Deep RL Course documentation

Monte Carlo vs Temporal Difference Learning

Join the Hugging Face community

to get started

# Monte Carlo vs Temporal Difference Learning

The last thing we need to discuss before diving into Q-Learning is the two learning strategies.

Remember that an RL agent learns by interacting with its environment. The idea is that given the experience and the received reward, the agent will update its value function or policy.

Monte Carlo and Temporal Difference Learning are two different strategies on how to train our value function or our policy function. Both of them use experience to solve the RL problem.

On one hand, Monte Carlo uses an entire episode of experience before learning. On the other hand, Temporal Difference uses only a step ( $S_t, A_t, R_{t+1}, S_{t+1}$ ) to learn.
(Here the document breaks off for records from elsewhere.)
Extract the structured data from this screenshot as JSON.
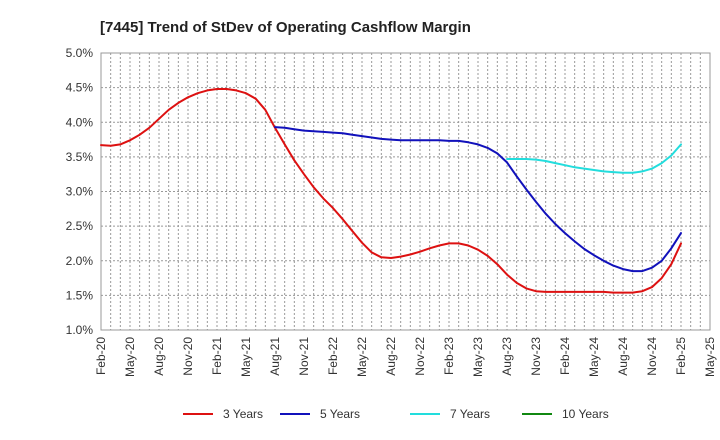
{
  "chart_data": {
    "type": "line",
    "title": "[7445]  Trend of StDev of Operating Cashflow Margin",
    "xlabel": "",
    "ylabel": "",
    "x_ticks": [
      "Feb-20",
      "May-20",
      "Aug-20",
      "Nov-20",
      "Feb-21",
      "May-21",
      "Aug-21",
      "Nov-21",
      "Feb-22",
      "May-22",
      "Aug-22",
      "Nov-22",
      "Feb-23",
      "May-23",
      "Aug-23",
      "Nov-23",
      "Feb-24",
      "May-24",
      "Aug-24",
      "Nov-24",
      "Feb-25",
      "May-25"
    ],
    "y_ticks": [
      "1.0%",
      "1.5%",
      "2.0%",
      "2.5%",
      "3.0%",
      "3.5%",
      "4.0%",
      "4.5%",
      "5.0%"
    ],
    "ylim": [
      1.0,
      5.0
    ],
    "grid": true,
    "legend_position": "bottom",
    "series": [
      {
        "name": "3 Years",
        "color": "#dd1111",
        "x": [
          "Feb-20",
          "Mar-20",
          "Apr-20",
          "May-20",
          "Jun-20",
          "Jul-20",
          "Aug-20",
          "Sep-20",
          "Oct-20",
          "Nov-20",
          "Dec-20",
          "Jan-21",
          "Feb-21",
          "Mar-21",
          "Apr-21",
          "May-21",
          "Jun-21",
          "Jul-21",
          "Aug-21",
          "Sep-21",
          "Oct-21",
          "Nov-21",
          "Dec-21",
          "Jan-22",
          "Feb-22",
          "Mar-22",
          "Apr-22",
          "May-22",
          "Jun-22",
          "Jul-22",
          "Aug-22",
          "Sep-22",
          "Oct-22",
          "Nov-22",
          "Dec-22",
          "Jan-23",
          "Feb-23",
          "Mar-23",
          "Apr-23",
          "May-23",
          "Jun-23",
          "Jul-23",
          "Aug-23",
          "Sep-23",
          "Oct-23",
          "Nov-23",
          "Dec-23",
          "Jan-24",
          "Feb-24",
          "Mar-24",
          "Apr-24",
          "May-24",
          "Jun-24",
          "Jul-24",
          "Aug-24",
          "Sep-24",
          "Oct-24",
          "Nov-24",
          "Dec-24",
          "Jan-25",
          "Feb-25"
        ],
        "values": [
          3.67,
          3.66,
          3.68,
          3.74,
          3.82,
          3.92,
          4.05,
          4.18,
          4.28,
          4.36,
          4.42,
          4.46,
          4.48,
          4.48,
          4.46,
          4.42,
          4.34,
          4.18,
          3.92,
          3.68,
          3.45,
          3.25,
          3.06,
          2.9,
          2.76,
          2.6,
          2.43,
          2.26,
          2.12,
          2.05,
          2.04,
          2.06,
          2.09,
          2.13,
          2.18,
          2.22,
          2.25,
          2.25,
          2.22,
          2.16,
          2.07,
          1.95,
          1.8,
          1.68,
          1.6,
          1.56,
          1.55,
          1.55,
          1.55,
          1.55,
          1.55,
          1.55,
          1.55,
          1.54,
          1.54,
          1.54,
          1.56,
          1.62,
          1.75,
          1.95,
          2.25
        ]
      },
      {
        "name": "5 Years",
        "color": "#1111bb",
        "x": [
          "Feb-21",
          "Mar-21",
          "Apr-21",
          "May-21",
          "Jun-21",
          "Jul-21",
          "Aug-21",
          "Sep-21",
          "Oct-21",
          "Nov-21",
          "Dec-21",
          "Jan-22",
          "Feb-22",
          "Mar-22",
          "Apr-22",
          "May-22",
          "Jun-22",
          "Jul-22",
          "Aug-22",
          "Sep-22",
          "Oct-22",
          "Nov-22",
          "Dec-22",
          "Jan-23",
          "Feb-23",
          "Mar-23",
          "Apr-23",
          "May-23",
          "Jun-23",
          "Jul-23",
          "Aug-23",
          "Sep-23",
          "Oct-23",
          "Nov-23",
          "Dec-23",
          "Jan-24",
          "Feb-24",
          "Mar-24",
          "Apr-24",
          "May-24",
          "Jun-24",
          "Jul-24",
          "Aug-24",
          "Sep-24",
          "Oct-24",
          "Nov-24",
          "Dec-24",
          "Jan-25",
          "Feb-25"
        ],
        "values": [
          null,
          null,
          null,
          null,
          null,
          null,
          3.93,
          3.92,
          3.9,
          3.88,
          3.87,
          3.86,
          3.85,
          3.84,
          3.82,
          3.8,
          3.78,
          3.76,
          3.75,
          3.74,
          3.74,
          3.74,
          3.74,
          3.74,
          3.73,
          3.73,
          3.71,
          3.68,
          3.63,
          3.55,
          3.42,
          3.22,
          3.03,
          2.85,
          2.68,
          2.53,
          2.4,
          2.28,
          2.17,
          2.08,
          2.0,
          1.93,
          1.88,
          1.85,
          1.85,
          1.9,
          2.0,
          2.18,
          2.4
        ]
      },
      {
        "name": "7 Years",
        "color": "#22dddd",
        "x": [
          "Aug-23",
          "Sep-23",
          "Oct-23",
          "Nov-23",
          "Dec-23",
          "Jan-24",
          "Feb-24",
          "Mar-24",
          "Apr-24",
          "May-24",
          "Jun-24",
          "Jul-24",
          "Aug-24",
          "Sep-24",
          "Oct-24",
          "Nov-24",
          "Dec-24",
          "Jan-25",
          "Feb-25"
        ],
        "values": [
          3.47,
          3.47,
          3.47,
          3.46,
          3.44,
          3.41,
          3.38,
          3.35,
          3.33,
          3.31,
          3.29,
          3.28,
          3.27,
          3.27,
          3.29,
          3.33,
          3.41,
          3.52,
          3.68
        ]
      },
      {
        "name": "10 Years",
        "color": "#118811",
        "x": [],
        "values": []
      }
    ]
  }
}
We’ll explain both of them using a value-based method example.

## Monte Carlo: learning at the end of the episode

Monte Carlo waits until the end of the episode, calculates $G_t$ (return) and uses it as a target for updating $V(S_t)$.
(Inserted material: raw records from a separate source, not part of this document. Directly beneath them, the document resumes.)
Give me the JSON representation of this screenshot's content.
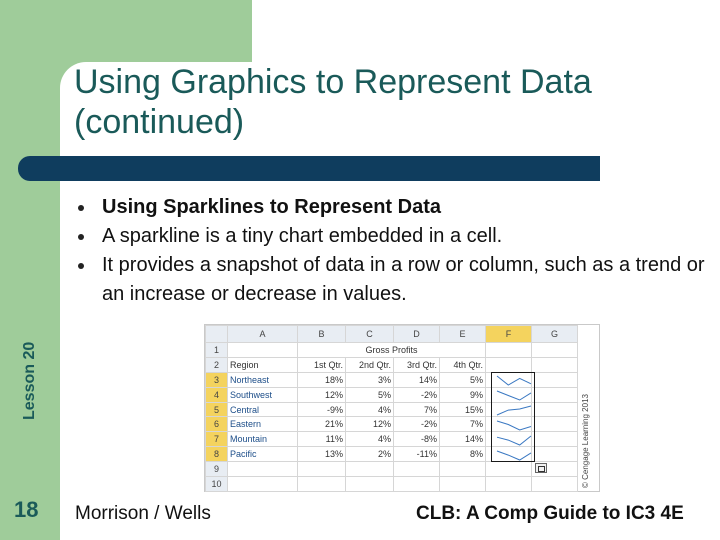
{
  "slide": {
    "title": "Using Graphics to Represent Data (continued)",
    "lesson": "Lesson 20",
    "number": "18",
    "footer_left": "Morrison / Wells",
    "footer_right": "CLB: A Comp Guide to IC3 4E",
    "bullets": [
      "Using Sparklines to Represent Data",
      "A sparkline is a tiny chart embedded in a cell.",
      "It provides a snapshot of data in a row or column, such as a trend or an increase or decrease in values."
    ]
  },
  "spreadsheet": {
    "columns": [
      "A",
      "B",
      "C",
      "D",
      "E",
      "F",
      "G"
    ],
    "selected_column": "F",
    "merged_title": "Gross Profits",
    "header_row": [
      "Region",
      "1st Qtr.",
      "2nd Qtr.",
      "3rd Qtr.",
      "4th Qtr."
    ],
    "rows": [
      [
        "Northeast",
        "18%",
        "3%",
        "14%",
        "5%"
      ],
      [
        "Southwest",
        "12%",
        "5%",
        "-2%",
        "9%"
      ],
      [
        "Central",
        "-9%",
        "4%",
        "7%",
        "15%"
      ],
      [
        "Eastern",
        "21%",
        "12%",
        "-2%",
        "7%"
      ],
      [
        "Mountain",
        "11%",
        "4%",
        "-8%",
        "14%"
      ],
      [
        "Pacific",
        "13%",
        "2%",
        "-11%",
        "8%"
      ]
    ],
    "row_numbers": [
      "1",
      "2",
      "3",
      "4",
      "5",
      "6",
      "7",
      "8",
      "9",
      "10"
    ],
    "copyright": "© Cengage Learning 2013"
  },
  "colors": {
    "accent_green": "#9fcc9a",
    "title_teal": "#1a5a59",
    "bar_navy": "#0f3d5e",
    "selection_yellow": "#f4d35e"
  }
}
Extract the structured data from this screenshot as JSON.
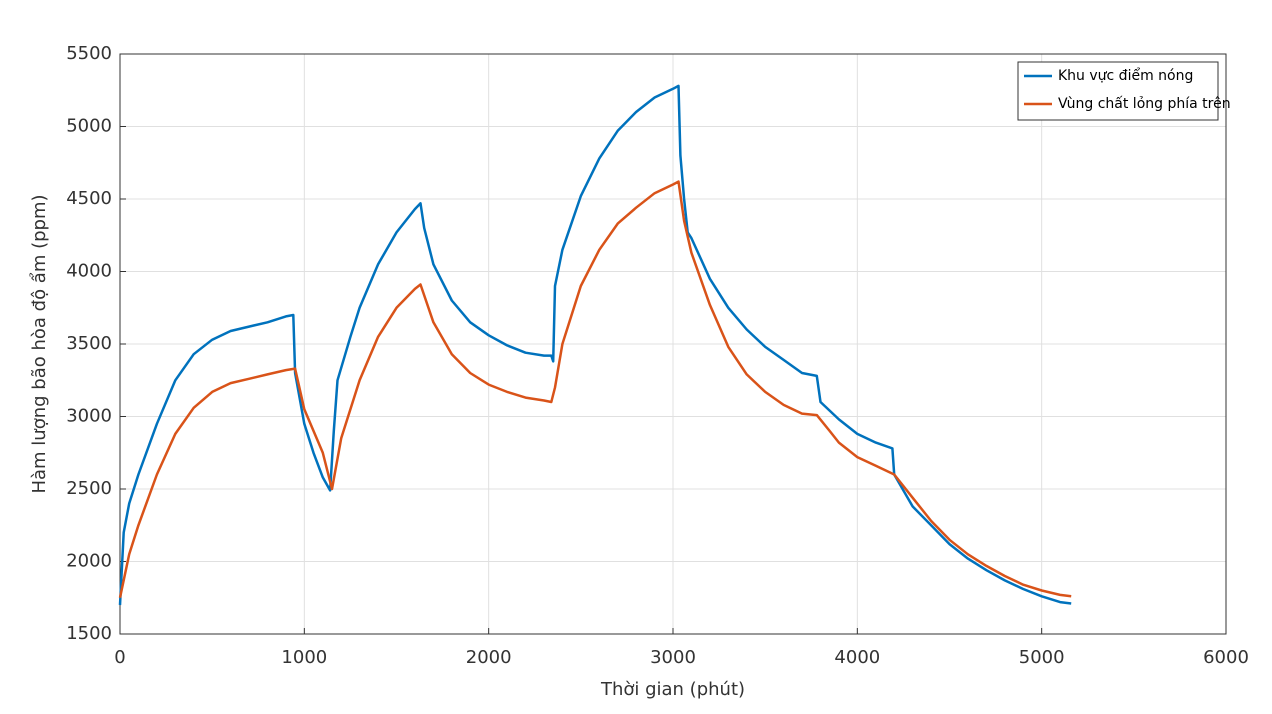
{
  "chart_data": {
    "type": "line",
    "xlabel": "Thời gian (phút)",
    "ylabel": "Hàm lượng bão hòa độ ẩm (ppm)",
    "xlim": [
      0,
      6000
    ],
    "xticks": [
      0,
      1000,
      2000,
      3000,
      4000,
      5000,
      6000
    ],
    "ylim": [
      1500,
      5500
    ],
    "yticks": [
      1500,
      2000,
      2500,
      3000,
      3500,
      4000,
      4500,
      5000,
      5500
    ],
    "grid": true,
    "legend": "upper right",
    "series": [
      {
        "name": "Khu vực điểm nóng",
        "color": "#0072bd",
        "x": [
          0,
          20,
          50,
          100,
          200,
          300,
          400,
          500,
          600,
          700,
          800,
          900,
          940,
          950,
          1000,
          1050,
          1100,
          1140,
          1160,
          1180,
          1250,
          1300,
          1400,
          1500,
          1600,
          1630,
          1650,
          1700,
          1800,
          1900,
          2000,
          2100,
          2200,
          2300,
          2340,
          2350,
          2360,
          2400,
          2500,
          2600,
          2700,
          2800,
          2900,
          3000,
          3030,
          3040,
          3060,
          3080,
          3100,
          3200,
          3300,
          3400,
          3500,
          3600,
          3700,
          3780,
          3800,
          3900,
          4000,
          4100,
          4190,
          4200,
          4300,
          4400,
          4500,
          4600,
          4700,
          4800,
          4900,
          5000,
          5100,
          5160
        ],
        "values": [
          1700,
          2200,
          2400,
          2600,
          2950,
          3250,
          3430,
          3530,
          3590,
          3620,
          3650,
          3690,
          3700,
          3300,
          2950,
          2750,
          2580,
          2490,
          2900,
          3250,
          3550,
          3750,
          4050,
          4270,
          4430,
          4470,
          4300,
          4050,
          3800,
          3650,
          3560,
          3490,
          3440,
          3420,
          3420,
          3380,
          3900,
          4150,
          4520,
          4780,
          4970,
          5100,
          5200,
          5260,
          5280,
          4800,
          4500,
          4270,
          4230,
          3950,
          3750,
          3600,
          3480,
          3390,
          3300,
          3280,
          3100,
          2980,
          2880,
          2820,
          2780,
          2600,
          2380,
          2250,
          2120,
          2020,
          1940,
          1870,
          1810,
          1760,
          1720,
          1710
        ]
      },
      {
        "name": "Vùng chất lỏng phía trên",
        "color": "#d95319",
        "x": [
          0,
          50,
          100,
          200,
          300,
          400,
          500,
          600,
          700,
          800,
          900,
          950,
          1000,
          1100,
          1150,
          1200,
          1300,
          1400,
          1500,
          1600,
          1630,
          1700,
          1800,
          1900,
          2000,
          2100,
          2200,
          2300,
          2340,
          2360,
          2400,
          2500,
          2600,
          2700,
          2800,
          2900,
          3000,
          3030,
          3060,
          3100,
          3200,
          3300,
          3400,
          3500,
          3600,
          3700,
          3780,
          3850,
          3900,
          4000,
          4100,
          4200,
          4300,
          4400,
          4500,
          4600,
          4700,
          4800,
          4900,
          5000,
          5100,
          5160
        ],
        "values": [
          1750,
          2050,
          2250,
          2600,
          2880,
          3060,
          3170,
          3230,
          3260,
          3290,
          3320,
          3330,
          3050,
          2750,
          2500,
          2850,
          3250,
          3550,
          3750,
          3880,
          3910,
          3650,
          3430,
          3300,
          3220,
          3170,
          3130,
          3110,
          3100,
          3200,
          3500,
          3900,
          4150,
          4330,
          4440,
          4540,
          4600,
          4620,
          4350,
          4130,
          3770,
          3480,
          3290,
          3170,
          3080,
          3020,
          3010,
          2900,
          2820,
          2720,
          2660,
          2600,
          2440,
          2280,
          2150,
          2050,
          1970,
          1900,
          1840,
          1800,
          1770,
          1760
        ]
      }
    ]
  }
}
So it requires a complete episode of interaction before updating our value function.

If we take an example:

• We always start the episode at the same starting point.

• The agent takes actions using the policy. For instance, using an Epsilon Greedy Strategy, a policy that alternates between exploration (random actions) and exploitation.
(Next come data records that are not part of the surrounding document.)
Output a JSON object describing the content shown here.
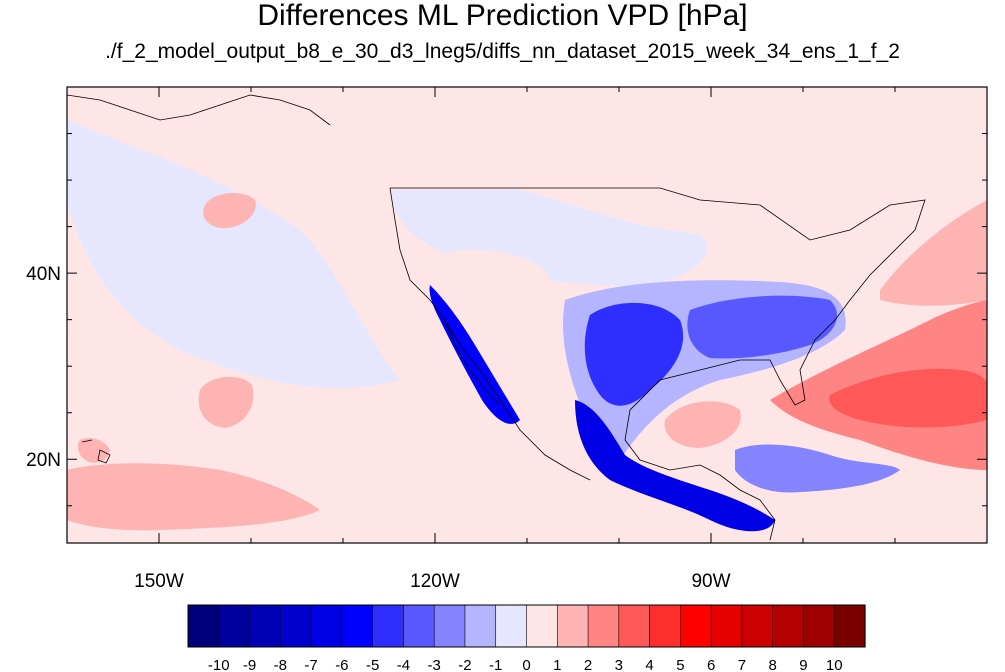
{
  "chart_data": {
    "type": "heatmap",
    "title": "Differences ML Prediction VPD [hPa]",
    "subtitle": "./f_2_model_output_b8_e_30_d3_lneg5/diffs_nn_dataset_2015_week_34_ens_1_f_2",
    "x_axis": {
      "label": "",
      "range": [
        -160,
        -60
      ],
      "unit": "degrees longitude",
      "tick_labels": [
        {
          "value": -150,
          "label": "150W"
        },
        {
          "value": -120,
          "label": "120W"
        },
        {
          "value": -90,
          "label": "90W"
        }
      ]
    },
    "y_axis": {
      "label": "",
      "range": [
        11,
        60
      ],
      "unit": "degrees latitude",
      "tick_labels": [
        {
          "value": 20,
          "label": "20N"
        },
        {
          "value": 40,
          "label": "40N"
        }
      ]
    },
    "colorbar": {
      "placement": "bottom",
      "labels": [
        "-10",
        "-9",
        "-8",
        "-7",
        "-6",
        "-5",
        "-4",
        "-3",
        "-2",
        "-1",
        "0",
        "1",
        "2",
        "3",
        "4",
        "5",
        "6",
        "7",
        "8",
        "9",
        "10"
      ],
      "colors": [
        "#00007a",
        "#00009c",
        "#0000b4",
        "#0000cc",
        "#0000e6",
        "#0000ff",
        "#2e2eff",
        "#5858ff",
        "#8484ff",
        "#b4b4ff",
        "#e6e6ff",
        "#ffe6e6",
        "#ffb4b4",
        "#ff8484",
        "#ff5858",
        "#ff2e2e",
        "#ff0000",
        "#e60000",
        "#cc0000",
        "#b40000",
        "#9c0000",
        "#7a0000"
      ]
    },
    "field_regions": [
      {
        "region": "background ocean",
        "value": 0.4
      },
      {
        "region": "eastern Pacific west of California",
        "value": -0.5
      },
      {
        "region": "Pacific near 45N 145W",
        "value": 1.5
      },
      {
        "region": "Pacific near 28N 140W",
        "value": 1.5
      },
      {
        "region": "tropical Pacific south of Hawaii",
        "value": 1.5
      },
      {
        "region": "northwestern United States",
        "value": -0.5
      },
      {
        "region": "Nevada and Utah",
        "value": 0.5
      },
      {
        "region": "Texas",
        "value": -4.5
      },
      {
        "region": "southeastern United States",
        "value": -3.5
      },
      {
        "region": "Baja California and western Mexico",
        "value": -5.5
      },
      {
        "region": "southern Mexico and Central America",
        "value": -6.5
      },
      {
        "region": "Gulf of Mexico",
        "value": 1.5
      },
      {
        "region": "western Atlantic near 28N 70W",
        "value": 3.5
      },
      {
        "region": "Caribbean near 20N 80W",
        "value": -2.5
      }
    ]
  }
}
• We get the reward and the next state.

• We terminate the episode if the cat eats the mouse or if the mouse moves > 10 steps.

• At the end of the episode, we have a list of State, Actions, Rewards, and Next States tuples For instance [[State tile 3 bottom, Go Left, +1, State tile 2 bottom], [State tile 2 bottom, Go Left, +0, State tile 1 bottom]…]

• The agent will sum the total rewards $G_t$ (to see how well it did).

• It will then update $V(s_t)$ based on the formula

• Then start a new game with this new knowledge

By running more and more episodes, the agent will learn to play better and better.

For instance, if we train a state-value function using Monte Carlo:

• We just started to train our value function, so it returns 0 value for each state

• Our learning rate (lr) is 0.1 and our discount rate is 1 (= no discount)

• Our mouse explores the environment and takes random actions

• The mouse made more than 10 steps, so the episode ends .

• We have a list of state, action, rewards, next_state, we need to calculate the return $G{t}$

• $G_t = R_{t+1} + R_{t+2} + R_{t+3} ...$

• $G_t = R_{t+1} + R_{t+2} + R_{t+3}…$ (for simplicity we don’t discount the rewards).

• $G_t = 1 + 0 + 0 + 0+ 0 + 0 + 1 + 1 + 0 + 0$

• $G_t= 3$

• We can now update $V(S_0)$:

• New $V(S_0) = V(S_0) + lr * [G_t — V(S_0)]$

• New $V(S_0) = 0 + 0.1 * [3 – 0]$

• New $V(S_0) = 0.3$

## Temporal Difference Learning: learning at each step

Temporal Difference, on the other hand, waits for only one interaction (one step) $S_{t+1}$ to form a TD target and update $V(S_t)$ using $R_{t+1}$ and $\gamma * V(S_{t+1})$.

The idea with TD is to update the $V(S_t)$ at each step.

But because we didn’t experience an entire episode, we don’t have $G_t$ (expected return). Instead, we estimate $G_t$ by adding $R_{t+1}$ and the discounted value of the next state.

This is called bootstrapping. It’s called this because TD bases its update part on an existing estimate $V(S_{t+1})$ and not a complete sample $G_t$.

This method is called TD(0) or one-step TD (update the value function after any individual step).

If we take the same example,

• We just started to train our value function, so it returns 0 value for each state.

• Our learning rate (lr) is 0.1, and our discount rate is 1 (no discount).

• Our mouse explore the environment and take a random action: going to the left

• It gets a reward $R_{t+1} = 1$ since it eats a piece of cheese

We can now update $V(S_0)$:

New $V(S_0) = V(S_0) + lr * [R_1 + \gamma * V(S_1) - V(S_0)]$

New $V(S_0) = 0 + 0.1 * [1 + 1 * 0–0]$

New $V(S_0) = 0.1$

So we just updated our value function for State 0.

Now we continue to interact with this environment with our updated value function.

If we summarize:

• With Monte Carlo, we update the value function from a complete episode, and so we use the actual accurate discounted return of this episode.

• With TD Learning, we update the value function from a step, so we replace $G_t$ that we don’t have with an estimated return called TD target.